Parmi les voiles essentielles, on retrouve le J2, installé sur l’étai principal fixe, qui s'utilise au près et au vent de travers. Le J3 est un foc de brise, une trinquette utilisée par vent fort. Les gennakers comme le Mast head 0 ou le Code 0 sont des voiles de grande surface amurées sur le bout-dehors, permettant de couvrir des allures portantes. Chaque marin travaille avec différentes voileries pour confectionner des voiles 100% sur mesure, ajustant le curseur entre surface, forme et installation.

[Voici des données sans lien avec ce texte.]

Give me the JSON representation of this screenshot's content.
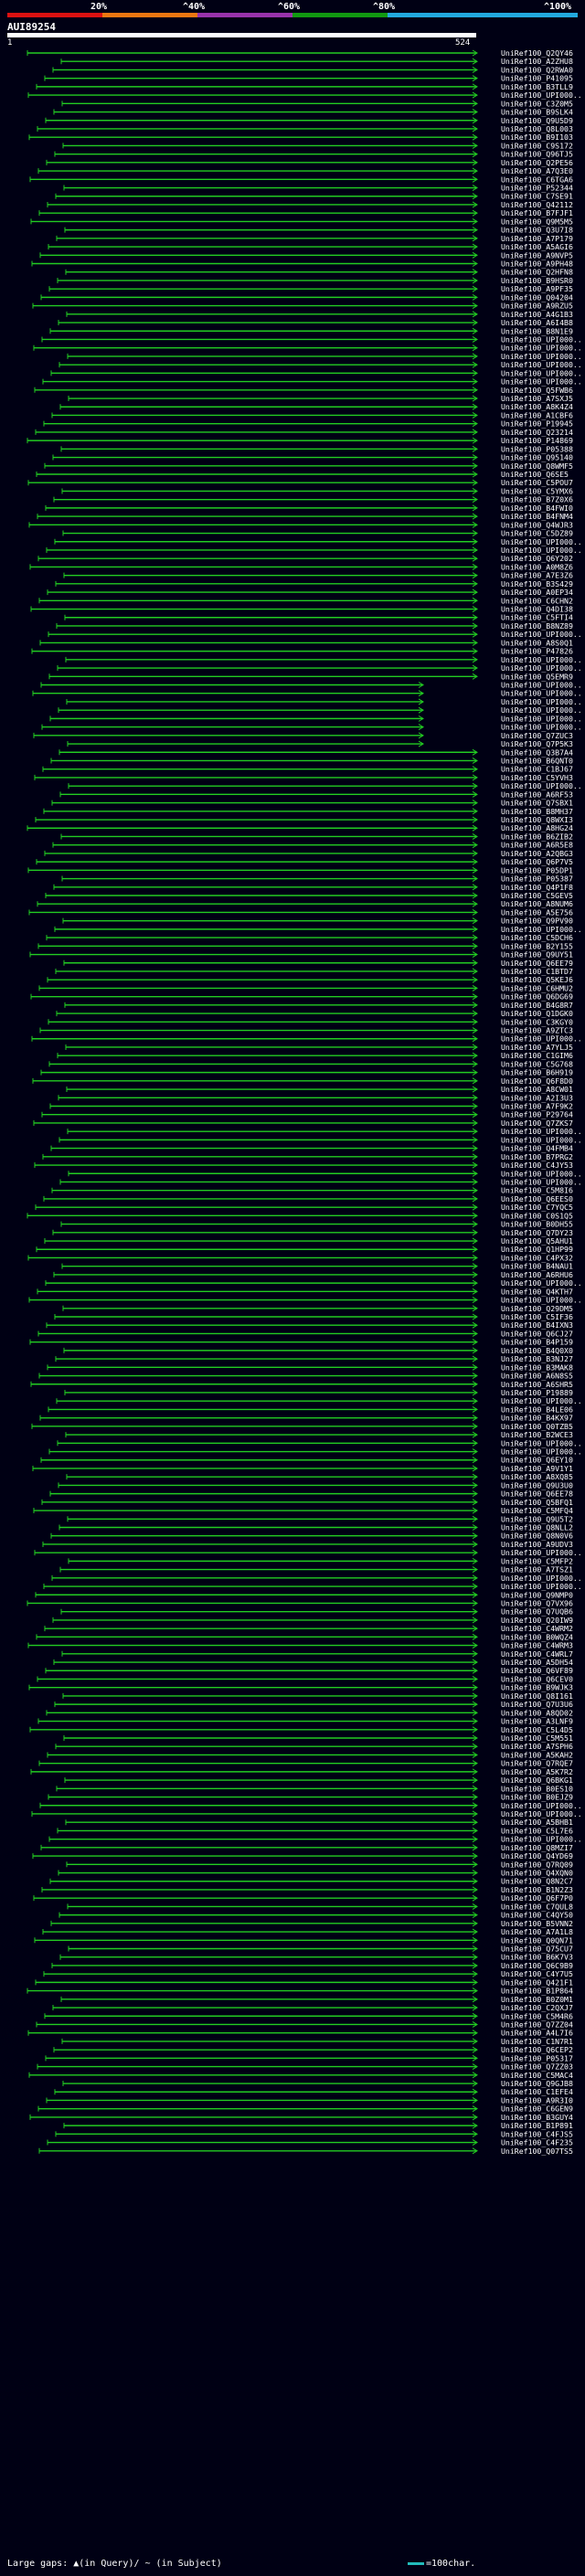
{
  "scale": {
    "colors": [
      "#dd1111",
      "#ee7711",
      "#9933aa",
      "#119911",
      "#22aadd"
    ],
    "labels": [
      "20%",
      "^40%",
      "^60%",
      "^80%",
      "^100%"
    ]
  },
  "query": {
    "title": "AUI89254",
    "start_label": "1",
    "end_label": "524"
  },
  "alignments": {
    "line_color": "#22cc22",
    "label_color": "#ffffff",
    "labels": [
      "UniRef100_Q2QY46",
      "UniRef100_A2ZHU8",
      "UniRef100_Q2RWA0",
      "UniRef100_P41095",
      "UniRef100_B3TLL9",
      "UniRef100_UPI000..",
      "UniRef100_C3Z0M5",
      "UniRef100_B9SLK4",
      "UniRef100_Q9U5D9",
      "UniRef100_Q8L003",
      "UniRef100_B9I103",
      "UniRef100_C9S172",
      "UniRef100_Q96TJ5",
      "UniRef100_Q2PE56",
      "UniRef100_A7Q3E0",
      "UniRef100_C6TGA6",
      "UniRef100_P52344",
      "UniRef100_C7SE91",
      "UniRef100_Q42112",
      "UniRef100_B7FJF1",
      "UniRef100_Q9M5M5",
      "UniRef100_Q3U7I8",
      "UniRef100_A7P179",
      "UniRef100_A5AGI6",
      "UniRef100_A9NVP5",
      "UniRef100_A9PH48",
      "UniRef100_Q2HFN8",
      "UniRef100_B9HSR0",
      "UniRef100_A9PF35",
      "UniRef100_Q04204",
      "UniRef100_A9RZU5",
      "UniRef100_A4G1B3",
      "UniRef100_A6I4B8",
      "UniRef100_B8N1E9",
      "UniRef100_UPI000..",
      "UniRef100_UPI000..",
      "UniRef100_UPI000..",
      "UniRef100_UPI000..",
      "UniRef100_UPI000..",
      "UniRef100_UPI000..",
      "UniRef100_Q5FWB6",
      "UniRef100_A7SXJ5",
      "UniRef100_A8K4Z4",
      "UniRef100_A1CBF6",
      "UniRef100_P19945",
      "UniRef100_Q23214",
      "UniRef100_P14869",
      "UniRef100_P05388",
      "UniRef100_Q95140",
      "UniRef100_Q8WMF5",
      "UniRef100_Q6SE5",
      "UniRef100_C5POU7",
      "UniRef100_C5YMX6",
      "UniRef100_B7Z0X6",
      "UniRef100_B4FWI0",
      "UniRef100_B4FNM4",
      "UniRef100_Q4WJR3",
      "UniRef100_C5DZ89",
      "UniRef100_UPI000..",
      "UniRef100_UPI000..",
      "UniRef100_Q6Y202",
      "UniRef100_A0M8Z6",
      "UniRef100_A7E3Z6",
      "UniRef100_B3S429",
      "UniRef100_A0EP34",
      "UniRef100_C6CHN2",
      "UniRef100_Q4DI38",
      "UniRef100_C5FTI4",
      "UniRef100_B8NZ89",
      "UniRef100_UPI000..",
      "UniRef100_A8S0Q1",
      "UniRef100_P47826",
      "UniRef100_UPI000..",
      "UniRef100_UPI000..",
      "UniRef100_Q5EMR9",
      "UniRef100_UPI000..",
      "UniRef100_UPI000..",
      "UniRef100_UPI000..",
      "UniRef100_UPI000..",
      "UniRef100_UPI000..",
      "UniRef100_UPI000..",
      "UniRef100_Q7ZUC3",
      "UniRef100_Q7P5K3",
      "UniRef100_Q3B7A4",
      "UniRef100_B6QNT0",
      "UniRef100_C1BJ67",
      "UniRef100_C5YVH3",
      "UniRef100_UPI000..",
      "UniRef100_A6RF53",
      "UniRef100_Q7SBX1",
      "UniRef100_B8MH37",
      "UniRef100_Q8WXI3",
      "UniRef100_A8HG24",
      "UniRef100_B6ZIB2",
      "UniRef100_A6R5E8",
      "UniRef100_A2QBG3",
      "UniRef100_Q6P7V5",
      "UniRef100_P05DP1",
      "UniRef100_P05387",
      "UniRef100_Q4P1F8",
      "UniRef100_C5GEV5",
      "UniRef100_A8NUM6",
      "UniRef100_A5E756",
      "UniRef100_Q9PV90",
      "UniRef100_UPI000..",
      "UniRef100_C5DCH6",
      "UniRef100_B2Y155",
      "UniRef100_Q9UY51",
      "UniRef100_Q6EE79",
      "UniRef100_C1BTD7",
      "UniRef100_Q5KEJ6",
      "UniRef100_C6HMU2",
      "UniRef100_Q6DG69",
      "UniRef100_B4G8R7",
      "UniRef100_Q1DGK0",
      "UniRef100_C3KGY0",
      "UniRef100_A9ZTC3",
      "UniRef100_UPI000..",
      "UniRef100_A7YLJ5",
      "UniRef100_C1GIM6",
      "UniRef100_C5G768",
      "UniRef100_B6H919",
      "UniRef100_Q6F8D0",
      "UniRef100_A8CW01",
      "UniRef100_A2I3U3",
      "UniRef100_A7F9K2",
      "UniRef100_P29764",
      "UniRef100_Q7ZKS7",
      "UniRef100_UPI000..",
      "UniRef100_UPI000..",
      "UniRef100_Q4FMB4",
      "UniRef100_B7PRG2",
      "UniRef100_C4JY53",
      "UniRef100_UPI000..",
      "UniRef100_UPI000..",
      "UniRef100_C5M8I6",
      "UniRef100_Q6EES0",
      "UniRef100_C7YQC5",
      "UniRef100_C0S1Q5",
      "UniRef100_B0DH55",
      "UniRef100_Q7DY23",
      "UniRef100_Q5AHU1",
      "UniRef100_Q1HP99",
      "UniRef100_C4PX32",
      "UniRef100_B4NAU1",
      "UniRef100_A6RHU6",
      "UniRef100_UPI000..",
      "UniRef100_Q4KTH7",
      "UniRef100_UPI000..",
      "UniRef100_Q29DM5",
      "UniRef100_C5IF36",
      "UniRef100_B4IXN3",
      "UniRef100_Q6CJ27",
      "UniRef100_B4P159",
      "UniRef100_B4Q0X0",
      "UniRef100_B3NJ27",
      "UniRef100_B3MAK8",
      "UniRef100_A6N8S5",
      "UniRef100_A6SHR5",
      "UniRef100_P19889",
      "UniRef100_UPI000..",
      "UniRef100_B4LE06",
      "UniRef100_B4KX97",
      "UniRef100_Q0TZB5",
      "UniRef100_B2WCE3",
      "UniRef100_UPI000..",
      "UniRef100_UPI000..",
      "UniRef100_Q6EY10",
      "UniRef100_A9V1Y1",
      "UniRef100_A8XQ85",
      "UniRef100_Q9U3U0",
      "UniRef100_Q6EE78",
      "UniRef100_Q5BFQ1",
      "UniRef100_C5MFQ4",
      "UniRef100_Q9U5T2",
      "UniRef100_Q8NLL2",
      "UniRef100_Q8N0V6",
      "UniRef100_A9UDV3",
      "UniRef100_UPI000..",
      "UniRef100_C5MFP2",
      "UniRef100_A7TSZ1",
      "UniRef100_UPI000..",
      "UniRef100_UPI000..",
      "UniRef100_Q9NMP0",
      "UniRef100_Q7VX96",
      "UniRef100_Q7UQB6",
      "UniRef100_Q20IW9",
      "UniRef100_C4WRM2",
      "UniRef100_B0WQZ4",
      "UniRef100_C4WRM3",
      "UniRef100_C4WRL7",
      "UniRef100_A5DH54",
      "UniRef100_Q6VF89",
      "UniRef100_Q6CEV0",
      "UniRef100_B9WJK3",
      "UniRef100_Q8I161",
      "UniRef100_Q7U3U6",
      "UniRef100_A8QD02",
      "UniRef100_A3LNF9",
      "UniRef100_C5L4D5",
      "UniRef100_C5M551",
      "UniRef100_A7SPH6",
      "UniRef100_A5KAH2",
      "UniRef100_Q7RQE7",
      "UniRef100_A5K7R2",
      "UniRef100_Q6BKG1",
      "UniRef100_B0ES10",
      "UniRef100_B0EJZ9",
      "UniRef100_UPI000..",
      "UniRef100_UPI000..",
      "UniRef100_A5BHB1",
      "UniRef100_C5L7E6",
      "UniRef100_UPI000..",
      "UniRef100_Q8MZI7",
      "UniRef100_Q4YD69",
      "UniRef100_Q7RQ09",
      "UniRef100_Q4XQN0",
      "UniRef100_Q8N2C7",
      "UniRef100_B1N2Z3",
      "UniRef100_Q6F7P0",
      "UniRef100_C7QUL8",
      "UniRef100_C4QY50",
      "UniRef100_B5VNN2",
      "UniRef100_A7A1L8",
      "UniRef100_Q0QN71",
      "UniRef100_Q75CU7",
      "UniRef100_B6K7V3",
      "UniRef100_Q6C9B9",
      "UniRef100_C4Y7U5",
      "UniRef100_Q421F1",
      "UniRef100_B1P864",
      "UniRef100_B0Z0M1",
      "UniRef100_C2QXJ7",
      "UniRef100_C5M4R6",
      "UniRef100_Q7ZZ04",
      "UniRef100_A4L7I6",
      "UniRef100_C1N7R1",
      "UniRef100_Q6CEP2",
      "UniRef100_P05317",
      "UniRef100_Q7ZZ03",
      "UniRef100_C5MAC4",
      "UniRef100_Q9GJB8",
      "UniRef100_C1EFE4",
      "UniRef100_A9R3I0",
      "UniRef100_C6GEN9",
      "UniRef100_B3GUY4",
      "UniRef100_B1P891",
      "UniRef100_C4FJS5",
      "UniRef100_C4F235",
      "UniRef100_Q07TS5"
    ]
  },
  "footer": {
    "gaps_text": "Large gaps: ▲(in Query)/ ~ (in Subject)",
    "legend_text": "=100char."
  }
}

Le cockpit : Ergonomie et sécurité
Le cockpit est un espace, en creux, extérieur à la cellule de vie. C’est là que le skipper surveille et fait les manœuvres. Aujourd’hui, les cockpits des IMOCA sont très souvent protégés grâce à une casquette en dur (en carbone) ou plus souple. Le premier intérêt est un gain de confort : les skippers, à l’abri de l’humidité, n’ont plus besoin de s’équiper de ciré et de bottes. Le deuxième est au niveau de la sécurité à bord : quand ils sont dans les mers du sud, les vagues qui déferlent sur le pont sont comme des murs d’eau. Protégés par la casquette, ils sont à l’abri des assauts des vagues. À l’avant du cockpit, on retrouve un espace réservé à la vie du quotidien. Partie centrale du cockpit d'un IMOCA, ce véritable tableau de bord est le poste de commande du bateau, où le marin surveille les conditions météorologiques, le niveau de la batterie et sa production d’énergie. Appelée le « Moulin à café », cette colonne située en plein milieu du cockpit sert à contrôler les winches pour déployer les voiles.

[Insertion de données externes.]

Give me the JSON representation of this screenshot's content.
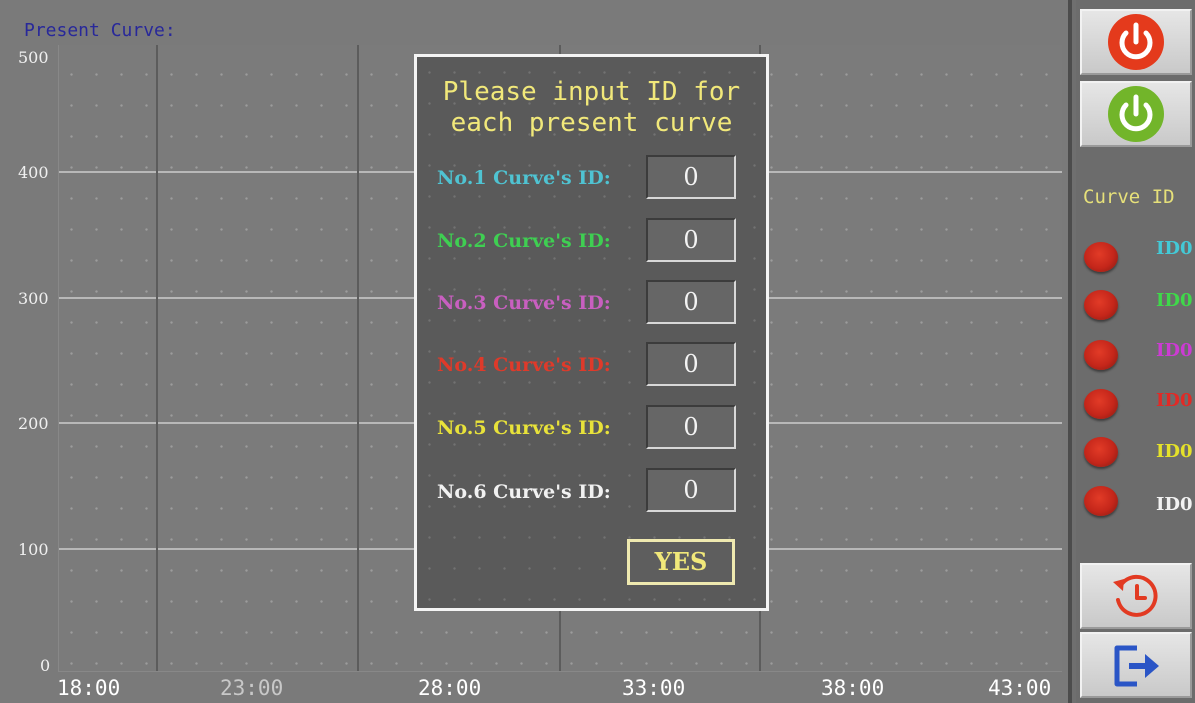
{
  "chart": {
    "title": "Present Curve:",
    "y_ticks": [
      "500",
      "400",
      "300",
      "200",
      "100",
      "0"
    ],
    "x_ticks": [
      {
        "label": "18:00",
        "color": "#ffffff"
      },
      {
        "label": "23:00",
        "color": "#c8c8c8"
      },
      {
        "label": "28:00",
        "color": "#ffffff"
      },
      {
        "label": "33:00",
        "color": "#ffffff"
      },
      {
        "label": "38:00",
        "color": "#ffffff"
      },
      {
        "label": "43:00",
        "color": "#ffffff"
      }
    ]
  },
  "sidebar": {
    "power_off_icon": "power-icon-red",
    "power_on_icon": "power-icon-green",
    "curve_id_title": "Curve ID",
    "ids": [
      {
        "label": "ID0",
        "color": "#43c9d6"
      },
      {
        "label": "ID0",
        "color": "#3fd84a"
      },
      {
        "label": "ID0",
        "color": "#cc3bd3"
      },
      {
        "label": "ID0",
        "color": "#e12a26"
      },
      {
        "label": "ID0",
        "color": "#e4e12a"
      },
      {
        "label": "ID0",
        "color": "#f2f2f2"
      }
    ],
    "history_icon": "clock-history-icon",
    "exit_icon": "exit-icon"
  },
  "dialog": {
    "title": "Please input ID for\neach present curve",
    "rows": [
      {
        "label": "No.1 Curve's ID:",
        "value": "0",
        "color": "#4fc3d2"
      },
      {
        "label": "No.2 Curve's ID:",
        "value": "0",
        "color": "#3fcf52"
      },
      {
        "label": "No.3 Curve's ID:",
        "value": "0",
        "color": "#c85fc0"
      },
      {
        "label": "No.4 Curve's ID:",
        "value": "0",
        "color": "#df3a2a"
      },
      {
        "label": "No.5 Curve's ID:",
        "value": "0",
        "color": "#e8e23a"
      },
      {
        "label": "No.6 Curve's ID:",
        "value": "0",
        "color": "#f1f1f1"
      }
    ],
    "yes_label": "YES"
  }
}
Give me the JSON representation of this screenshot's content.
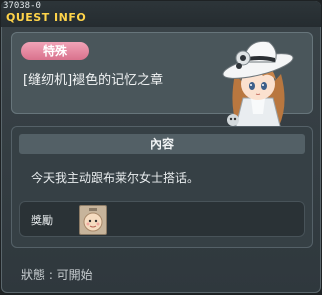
{
  "window": {
    "quest_id": "37038-0",
    "title": "QUEST INFO"
  },
  "header": {
    "category_badge": "特殊",
    "quest_name": "[缝纫机]褪色的记忆之章"
  },
  "content": {
    "section_title": "內容",
    "description": "今天我主动跟布莱尔女士搭话。",
    "reward_label": "獎勵",
    "reward_icon": "doll-face-icon"
  },
  "status": {
    "text": "狀態 : 可開始"
  }
}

Électronique et automatisation
Pendant le Vendée Globe, le skipper barre très peu manuellement son bateau. Tous les IMOCA sont équipés de pilotes automatiques, fidèles équipiers des marins en solitaire. Équipement indispensable pour la course au large en solitaire, le pilote automatique agit sur la barre pour maintenir le cap du bateau. Les voiliers de course sont équipés de nombreux capteurs électroniques reliés à l'ordinateur. Ces informations, combinées à celles sur le vent, sont analysées par le logiciel du pilote automatique, qui se charge d’ajuster la trajectoire du bateau pour aller chercher toujours plus de performance. Néanmoins, cette technologie a ses limites et reste très fragile. Le moindre choc peut entraîner le dysfonctionnement du pilote automatique. Lors de la première édition en 1989, Titouan Lamazou en avait embarqué pas moins de 12. Lors du Vendée Globe 2020, Louis Burton et Damien Seguin ont tous les deux subi une avarie sur leur pilote automatique, mettant presque 24h à trouver une solution.